With nine seconds left in the third, Serra was up 21-0 and had the game well in hand. The run defense was stout, and Anterio Bateman was putting up big, and well-earned numbers. A perfectionist would have noted, however, that Serra had no passing attack, that short touch passes had been thrown too hard, low or behind the receiver and that well thrown passes had gone right through the receivers' hands. And on at least five plays, St. Paul receivers had found themselves all alone behind the Serra secondary. Only good luck and good field position had saved the Cavs' shutout. There were the ingredients of a Texas Rangers meltdown.

 

Serra's defense held on the next series, and Serra appeared to score on a days-of-yore punt return, but the automatic block in the back flag brought the ball back to the Serra 30. Four plays and another penalty later, the sixth pass-through-the-receivers hands was intercepted at the Serra 40, and the Cavs turned into the ninth-inning Texas Rangers.

 

Three routine plays, then a throw-back screen caught Serra on the wrong side of the field, and St. Paul had its first score on a two-yard pass and a forty-yard run after catch. St. Paul 7, Serra 21 with 6:29 remaining in the game.

 

Serra took a short kick off to the St. Paul 21 in seven plays, but surrendered on a hopelessly overthrown fourth-and-six pass to the end zone. By now, Serra had a bad case of the fourth quarter palsy. The run defense remained stout, but there was always one more St.
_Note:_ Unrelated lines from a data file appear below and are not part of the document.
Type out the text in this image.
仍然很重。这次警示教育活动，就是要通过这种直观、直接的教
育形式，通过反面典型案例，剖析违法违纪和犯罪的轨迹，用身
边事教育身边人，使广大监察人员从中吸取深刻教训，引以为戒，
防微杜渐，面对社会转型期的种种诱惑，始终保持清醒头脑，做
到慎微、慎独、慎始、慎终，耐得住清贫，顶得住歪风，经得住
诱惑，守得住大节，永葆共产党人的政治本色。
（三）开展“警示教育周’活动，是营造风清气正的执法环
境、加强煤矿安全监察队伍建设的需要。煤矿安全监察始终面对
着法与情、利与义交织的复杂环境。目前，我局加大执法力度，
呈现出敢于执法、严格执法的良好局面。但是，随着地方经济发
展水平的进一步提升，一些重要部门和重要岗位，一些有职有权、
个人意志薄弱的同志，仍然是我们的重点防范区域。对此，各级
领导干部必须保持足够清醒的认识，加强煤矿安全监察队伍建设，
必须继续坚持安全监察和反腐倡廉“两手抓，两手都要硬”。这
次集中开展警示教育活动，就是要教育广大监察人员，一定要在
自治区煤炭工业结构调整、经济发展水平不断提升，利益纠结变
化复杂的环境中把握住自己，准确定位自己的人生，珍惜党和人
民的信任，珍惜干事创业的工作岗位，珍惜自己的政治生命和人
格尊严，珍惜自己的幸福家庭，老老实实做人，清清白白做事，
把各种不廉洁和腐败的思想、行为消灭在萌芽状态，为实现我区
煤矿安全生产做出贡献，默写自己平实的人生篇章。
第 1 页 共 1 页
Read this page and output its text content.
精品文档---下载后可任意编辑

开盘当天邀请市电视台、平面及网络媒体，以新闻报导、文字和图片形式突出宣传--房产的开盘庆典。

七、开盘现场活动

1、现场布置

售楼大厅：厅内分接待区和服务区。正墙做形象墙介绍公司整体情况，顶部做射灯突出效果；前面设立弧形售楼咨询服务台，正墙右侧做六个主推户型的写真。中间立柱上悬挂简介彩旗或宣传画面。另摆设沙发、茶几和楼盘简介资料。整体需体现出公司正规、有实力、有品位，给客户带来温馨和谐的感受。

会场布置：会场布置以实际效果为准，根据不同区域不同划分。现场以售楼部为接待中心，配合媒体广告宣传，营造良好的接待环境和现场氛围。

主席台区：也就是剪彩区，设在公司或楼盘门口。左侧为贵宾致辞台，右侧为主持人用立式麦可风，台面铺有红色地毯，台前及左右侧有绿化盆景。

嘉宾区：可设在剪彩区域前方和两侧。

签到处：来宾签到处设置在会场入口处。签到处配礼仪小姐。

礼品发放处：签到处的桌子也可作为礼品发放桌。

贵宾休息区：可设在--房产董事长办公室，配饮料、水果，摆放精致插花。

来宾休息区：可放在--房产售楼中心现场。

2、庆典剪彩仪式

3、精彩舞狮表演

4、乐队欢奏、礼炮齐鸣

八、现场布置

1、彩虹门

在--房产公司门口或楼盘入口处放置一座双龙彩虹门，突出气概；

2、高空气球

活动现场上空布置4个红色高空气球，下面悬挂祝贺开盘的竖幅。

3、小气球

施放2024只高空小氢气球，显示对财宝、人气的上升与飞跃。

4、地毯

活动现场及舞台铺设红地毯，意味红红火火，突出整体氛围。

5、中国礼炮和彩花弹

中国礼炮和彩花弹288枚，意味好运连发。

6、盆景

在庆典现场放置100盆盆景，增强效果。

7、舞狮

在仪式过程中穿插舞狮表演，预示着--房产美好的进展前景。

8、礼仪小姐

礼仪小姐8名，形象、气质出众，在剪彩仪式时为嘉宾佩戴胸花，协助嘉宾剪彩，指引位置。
Paul receiver than Serra defender. With 1:12 remaining, St. Paul scored again on a six yard, third down pass to a lonely tight end at the back of the end zone.

 

Not that Serra wasn't expecting the onsides kick, but it helped that St. Paul was called offsides on two successive tries. When they finally managed to let the kicker get to the ball first, Serra fielded the ball. St. Paul had two time outs remaining, but Serra managed the one first down necessary to avoid lightning, and for a second week Serra staggered instead of swaggered off the field.